A 12-year-old boy died and 10 other people were injured in police firing in Bangladesh even as the Bangladesh National Party (BNP)-led opposition alliance extended a nationwide blockade over a “death warrant” issued for senior fundamentalist leader for genocide during the 1971 war.

The boy was killed when police opened fire to disperse activists of the right-wing Jamaat-e-Islami, who torched a truck, critically injuring the driver and his helper, in north-western Satkhira.

The Jamaat separately called a shutdown to be observed along with the ongoing blockade enforced by the 18-party opposition alliance led by Bangladesh Nationalist Party (BNP) to press its demands for rescheduling the January 5 polls, installing a non-party interim government and releasing its leaders.

The fresh violence came in the backdrop of a wave of protests by the opposition alliance, calling on Prime Minister Sheikh Hasina to resign before the polls.
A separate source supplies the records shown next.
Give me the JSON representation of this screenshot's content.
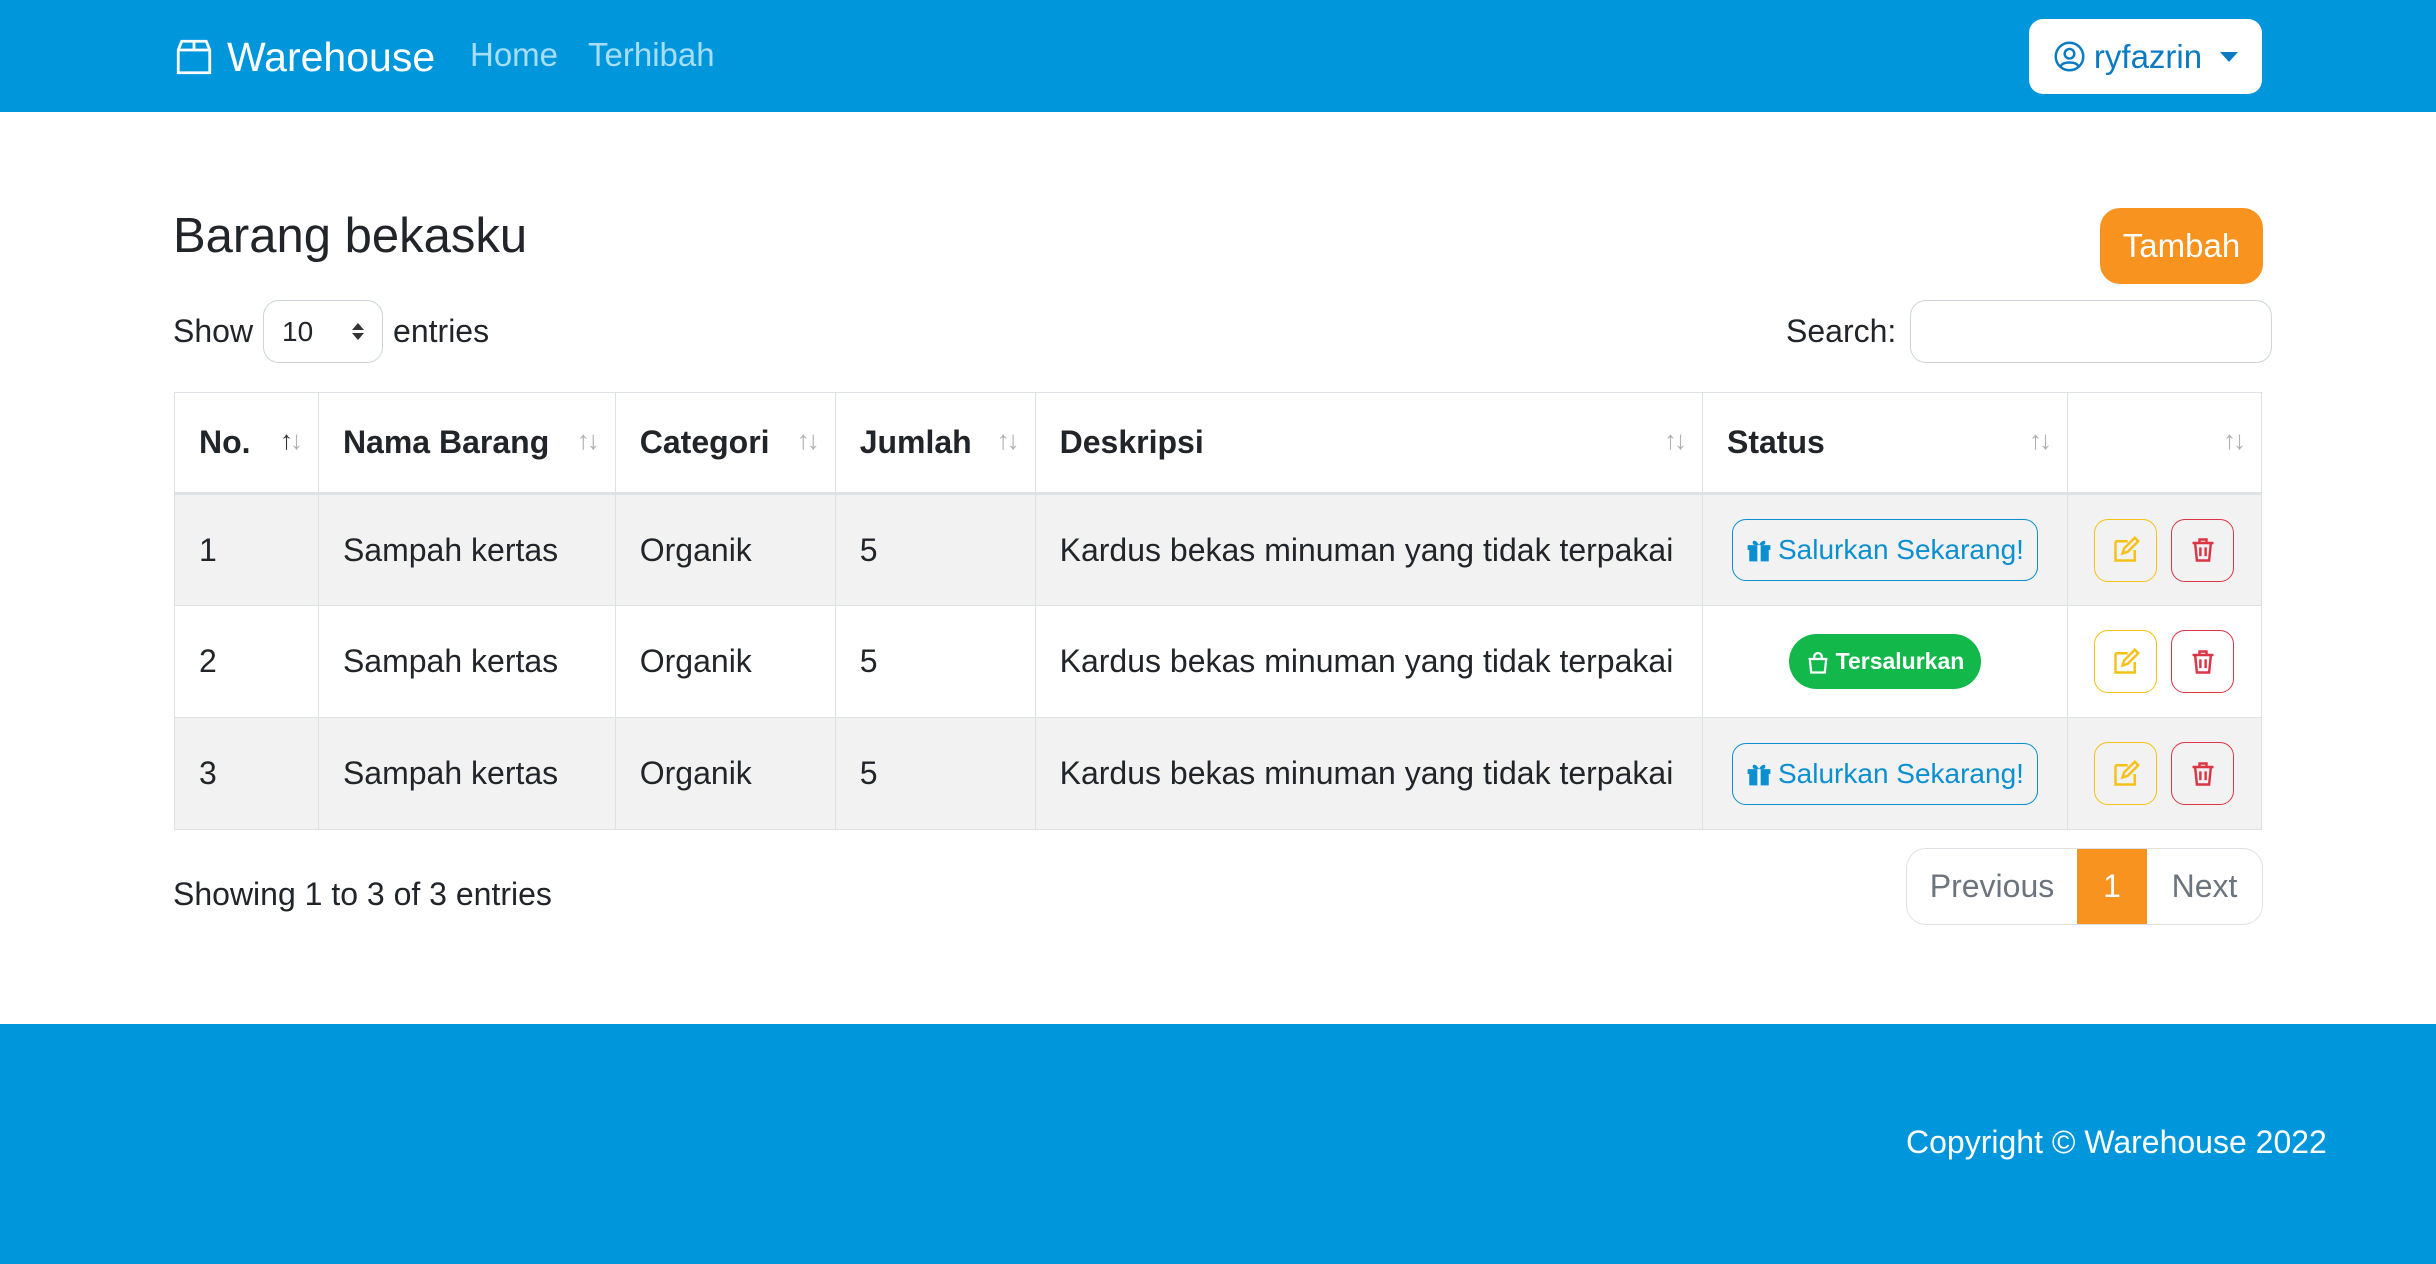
{
  "navbar": {
    "brand": "Warehouse",
    "brand_icon": "box-icon",
    "links": [
      "Home",
      "Terhibah"
    ],
    "user": "ryfazrin",
    "user_icon": "user-circle-icon",
    "background": "#0096dc"
  },
  "main": {
    "title": "Barang bekasku",
    "add_button": "Tambah",
    "show_label": "Show",
    "entries_label": "entries",
    "page_length": "10",
    "search_label": "Search:",
    "search_value": ""
  },
  "table": {
    "headers": [
      "No.",
      "Nama Barang",
      "Categori",
      "Jumlah",
      "Deskripsi",
      "Status",
      ""
    ],
    "rows": [
      {
        "no": "1",
        "nama": "Sampah kertas",
        "kategori": "Organik",
        "jumlah": "5",
        "deskripsi": "Kardus bekas minuman yang tidak terpakai",
        "status": "Salurkan Sekarang!"
      },
      {
        "no": "2",
        "nama": "Sampah kertas",
        "kategori": "Organik",
        "jumlah": "5",
        "deskripsi": "Kardus bekas minuman yang tidak terpakai",
        "status": "Tersalurkan"
      },
      {
        "no": "3",
        "nama": "Sampah kertas",
        "kategori": "Organik",
        "jumlah": "5",
        "deskripsi": "Kardus bekas minuman yang tidak terpakai",
        "status": "Salurkan Sekarang!"
      }
    ]
  },
  "footer_info": {
    "showing": "Showing 1 to 3 of 3 entries",
    "prev": "Previous",
    "current_page": "1",
    "next": "Next"
  },
  "footer": {
    "copyright": "Copyright © Warehouse 2022"
  },
  "colors": {
    "primary": "#0096dc",
    "accent": "#f7931e",
    "success": "#13b84a",
    "danger": "#dc3545",
    "warning": "#f5c116"
  }
}
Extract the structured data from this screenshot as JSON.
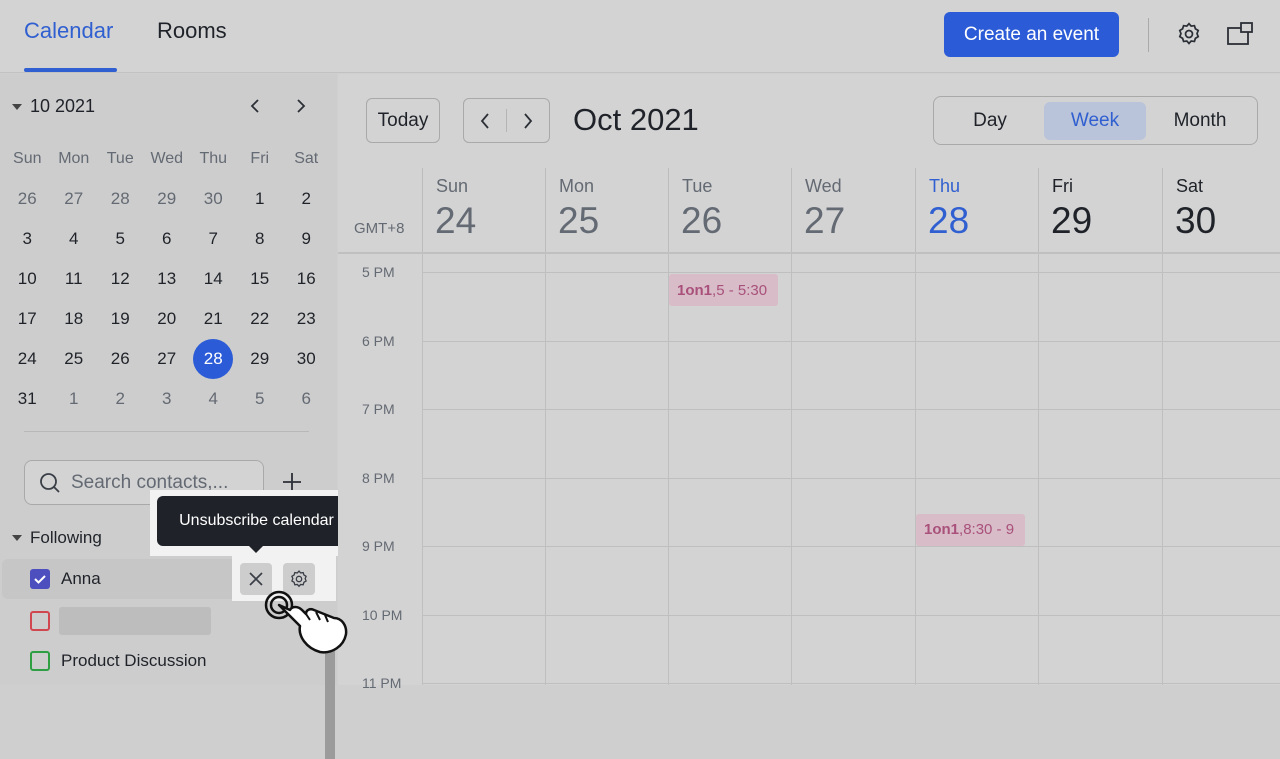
{
  "header": {
    "tabs": [
      {
        "label": "Calendar"
      },
      {
        "label": "Rooms"
      }
    ],
    "create_label": "Create an event"
  },
  "mini": {
    "title": "10 2021",
    "weekdays": [
      "Sun",
      "Mon",
      "Tue",
      "Wed",
      "Thu",
      "Fri",
      "Sat"
    ],
    "weeks": [
      [
        "26",
        "27",
        "28",
        "29",
        "30",
        "1",
        "2"
      ],
      [
        "3",
        "4",
        "5",
        "6",
        "7",
        "8",
        "9"
      ],
      [
        "10",
        "11",
        "12",
        "13",
        "14",
        "15",
        "16"
      ],
      [
        "17",
        "18",
        "19",
        "20",
        "21",
        "22",
        "23"
      ],
      [
        "24",
        "25",
        "26",
        "27",
        "28",
        "29",
        "30"
      ],
      [
        "31",
        "1",
        "2",
        "3",
        "4",
        "5",
        "6"
      ]
    ],
    "today": "28"
  },
  "search": {
    "placeholder": "Search contacts,..."
  },
  "following": {
    "label": "Following",
    "items": [
      {
        "name": "Anna",
        "color": "#4e4fbf",
        "checked": true
      },
      {
        "name": "",
        "color": "#d0474f",
        "checked": false
      },
      {
        "name": "Product Discussion",
        "color": "#2ea043",
        "checked": false
      }
    ]
  },
  "tooltip": "Unsubscribe calendar",
  "toolbar": {
    "today_label": "Today",
    "month_title": "Oct 2021",
    "views": [
      {
        "label": "Day"
      },
      {
        "label": "Week"
      },
      {
        "label": "Month"
      }
    ],
    "active_view": "Week"
  },
  "week": {
    "timezone": "GMT+8",
    "days": [
      {
        "name": "Sun",
        "num": "24"
      },
      {
        "name": "Mon",
        "num": "25"
      },
      {
        "name": "Tue",
        "num": "26"
      },
      {
        "name": "Wed",
        "num": "27"
      },
      {
        "name": "Thu",
        "num": "28"
      },
      {
        "name": "Fri",
        "num": "29"
      },
      {
        "name": "Sat",
        "num": "30"
      }
    ],
    "today_index": 4,
    "times": [
      "5 PM",
      "6 PM",
      "7 PM",
      "8 PM",
      "9 PM",
      "10 PM",
      "11 PM"
    ],
    "events": [
      {
        "title": "1on1",
        "time": "5 - 5:30",
        "day": "Tue"
      },
      {
        "title": "1on1",
        "time": "8:30 - 9",
        "day": "Thu"
      }
    ]
  }
}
At least 67 people have died in political violence since October.

BNP spokesman Salauhuddin Ahmed on Monday said that the 72-hour opposition blockade, which began on Saturday, has now been extended to Friday.

A special tribunal on Sunday ordered the execution of Jamaat leader Abdul Quader Mollah, sentenced to death three months ago for genocide during the 1971 liberation war.

Mollah, the fourth senior-most Jamaat leader, is the first politician to be found guilty by the apex court.

He was arrested on July 13, 2010 and the tribunal indicted him in May 2012 on six specific charges for actively participating, facilitating, aiding and substantially contributing to attacks on unarmed civilians and “causing commission of the horrific genocides, murders and rapes”.

Prosecutors described him as the “Butcher of Mirpur”, a Dhaka suburb where he committed most of the atrocities.

This is the first such case which came to the apex court for review. Two war crimes tribunals are trying several high profile accused of “crimes against humanity” during the 1971 war, mostly members of the Jamaat, which was opposed to the country’s independence.

Over 150 people have died in clashes between Jamaat activists and security forces since the first sentence was announced in January.

Top UN diplomat Oscar Fernandez—Taranco is in Dhaka, trying to resolve the political deadlock and has met Hasina, her arch-rival and BNP chief Khaleda Zia, Chief Election Commissioner and the Indian envoy.